The co-authors say the tool has already helped uncover shared immunogenic targets across various cancers, which could pave the way for a new wave of highly focused cancer treatments.
"The implications of this discovery are significant," says H. Leighton “Lee” Grimes, PhD, a co-author of the study and director of the Cancer Pathology Program at Cincinnati Children’s.
"By identifying shared splicing neoantigens present in up to 90% of cancer patients, SNAF not only presents new targets for therapy but also challenges and expands our understanding of cancer biology."
How the new tool finds new targets
Immunotherapy, which harnesses a patient’s immune system to fight cancer, often targets neoantigens produced from genetic mutations.
However, this approach typically benefits only those with a high mutational burden.
SNAF aims to expand the universe of immunotherapy by identifying neoantigens arising from post-transcriptional modifications, particularly splicing errors, which have been largely untapped until now.
Using new artificial intelligence approaches, SNAF predicts immunogenic peptides that T cells can recognize and novel proteins with altered extracellular components that B cells can target.
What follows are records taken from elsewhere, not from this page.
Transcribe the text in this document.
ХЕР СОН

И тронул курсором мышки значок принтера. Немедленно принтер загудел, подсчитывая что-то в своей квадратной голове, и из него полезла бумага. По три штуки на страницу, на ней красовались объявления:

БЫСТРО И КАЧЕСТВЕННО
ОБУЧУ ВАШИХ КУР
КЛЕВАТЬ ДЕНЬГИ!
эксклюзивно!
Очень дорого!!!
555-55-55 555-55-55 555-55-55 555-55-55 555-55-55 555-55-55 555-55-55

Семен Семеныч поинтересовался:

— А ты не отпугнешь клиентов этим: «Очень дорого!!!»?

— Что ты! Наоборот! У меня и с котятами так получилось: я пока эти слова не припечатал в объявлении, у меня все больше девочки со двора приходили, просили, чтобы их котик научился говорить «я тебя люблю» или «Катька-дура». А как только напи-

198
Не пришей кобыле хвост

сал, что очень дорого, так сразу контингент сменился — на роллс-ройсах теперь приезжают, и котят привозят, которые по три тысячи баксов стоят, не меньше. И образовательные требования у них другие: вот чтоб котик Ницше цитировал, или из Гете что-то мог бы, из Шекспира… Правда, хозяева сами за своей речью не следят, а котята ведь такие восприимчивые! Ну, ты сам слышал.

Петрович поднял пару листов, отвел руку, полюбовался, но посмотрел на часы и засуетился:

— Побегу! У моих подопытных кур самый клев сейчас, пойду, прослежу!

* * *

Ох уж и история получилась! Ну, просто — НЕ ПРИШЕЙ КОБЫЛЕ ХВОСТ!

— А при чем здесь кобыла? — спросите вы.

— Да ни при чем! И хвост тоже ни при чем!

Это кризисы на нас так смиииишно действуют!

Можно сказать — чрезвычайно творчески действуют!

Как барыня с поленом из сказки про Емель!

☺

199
This dual approach is vital in developing comprehensive immunotherapies that engage both arms of the adaptive immune system.
Promising target emerges for melanoma
While cataloguing all possible neoantigens produced from alternative mRNA pathways, the team found that the amount of splicing neoantigens is correlated with patient survival and responses to immunotherapy in patients with melanoma.
One such prediction, SLC45A2, has emerged as a particularly promising target due to its high tumour specificity and immunogenicity.
In addition to T-cell neoantigens, the team has discovered a novel class of tumour-specific extracellular neo-epitopes, termed ExNeoEpitopes, through their B-cell focused pipeline, SNAF-B.
These ExNeoEpitopes show great promise for the development of monoclonal antibodies and CAR-T cell therapies.
Next steps
"This is only the beginning," says Tamara Tilburgs, PhD, co-corresponding author and a researcher in the Division of Immunobiology.
"The SNAF workflow’s flexibility means it can be continuously adapted as we make further inroads into understanding and combating cancer."
Salomonis and his team are now applying these tools in the most difficult-to-treat cancers to find the best targets for therapy development and understand their single-cell origins.